Warning! Assorted Musings That Contain Spoilers From the Books:
• Three-Max von-Eyed Sydow-Raven says he’s been sitting in that tree, waiting for Bran for 1,000 years. In the books, The Three-Eyed Raven is Bloodraven, a.k.a. Brynden Rivers, a.k.a. a bastard Targaryen who is 123 years old. That’s old, but well short of 1,000. Either the TV show’s Bloodraven is prone to hyperbole or the show is not worried about setting up a Dunk and Egg companion series later.

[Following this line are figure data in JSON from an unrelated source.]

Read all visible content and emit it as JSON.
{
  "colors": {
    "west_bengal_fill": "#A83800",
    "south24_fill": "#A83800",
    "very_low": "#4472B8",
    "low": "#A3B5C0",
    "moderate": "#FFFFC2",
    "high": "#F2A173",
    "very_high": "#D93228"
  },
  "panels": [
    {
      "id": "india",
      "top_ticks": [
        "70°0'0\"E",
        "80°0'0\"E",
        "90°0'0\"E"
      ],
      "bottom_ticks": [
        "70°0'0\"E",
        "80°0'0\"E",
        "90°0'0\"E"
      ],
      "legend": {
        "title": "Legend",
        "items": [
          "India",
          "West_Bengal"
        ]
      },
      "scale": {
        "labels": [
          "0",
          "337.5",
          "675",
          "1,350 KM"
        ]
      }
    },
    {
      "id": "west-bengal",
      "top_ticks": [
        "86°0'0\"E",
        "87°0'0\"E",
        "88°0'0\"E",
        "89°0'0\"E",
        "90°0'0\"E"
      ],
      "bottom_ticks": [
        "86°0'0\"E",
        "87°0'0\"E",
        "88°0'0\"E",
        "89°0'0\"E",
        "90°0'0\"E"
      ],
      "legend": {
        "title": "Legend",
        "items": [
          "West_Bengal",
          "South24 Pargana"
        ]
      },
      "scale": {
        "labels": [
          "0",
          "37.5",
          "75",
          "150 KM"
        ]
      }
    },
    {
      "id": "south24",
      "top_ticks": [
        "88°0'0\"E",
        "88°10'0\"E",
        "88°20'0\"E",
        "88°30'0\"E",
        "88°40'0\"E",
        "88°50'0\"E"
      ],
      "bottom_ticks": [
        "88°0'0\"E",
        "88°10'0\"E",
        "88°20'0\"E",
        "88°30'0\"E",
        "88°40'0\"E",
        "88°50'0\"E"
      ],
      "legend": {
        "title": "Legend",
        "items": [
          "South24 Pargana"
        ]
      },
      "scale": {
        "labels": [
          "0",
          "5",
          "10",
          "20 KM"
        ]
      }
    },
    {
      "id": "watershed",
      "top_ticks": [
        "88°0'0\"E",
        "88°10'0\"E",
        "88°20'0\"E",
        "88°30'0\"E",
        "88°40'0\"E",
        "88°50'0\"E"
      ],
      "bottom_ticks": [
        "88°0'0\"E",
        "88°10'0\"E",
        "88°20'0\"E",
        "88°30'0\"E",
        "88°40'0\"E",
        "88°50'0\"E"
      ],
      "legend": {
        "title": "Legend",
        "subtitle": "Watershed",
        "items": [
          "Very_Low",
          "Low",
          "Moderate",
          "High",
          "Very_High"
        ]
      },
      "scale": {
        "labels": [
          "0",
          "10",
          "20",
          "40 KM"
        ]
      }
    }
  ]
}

• So in the GoT fandom there’s a popular theory that we’ll be getting a “Cleganebowl,” which is to say the Hound will return to fight his brother Ser Gregor, even though the Hound survived his wound, was taken in by a Sept, and has given up his former life and is secretly living as a monk while Ser Gregor is a zombie-knight. It only occurred to me when I realized the Mountain is still called Ser Gregor on the show, but say Cersei gets her trial by combat, picking Ser Gregor as her champion; this means the High Sparrow must find one of his own. It seems plausible to me—especially given the rumors that the Hound would reappear this season—that perhaps the High Sparrow has already heard from his network of priests that Sandor Clegane is now a man of faith, and… I think you see where I’m going with this. Cleganebowl 2016!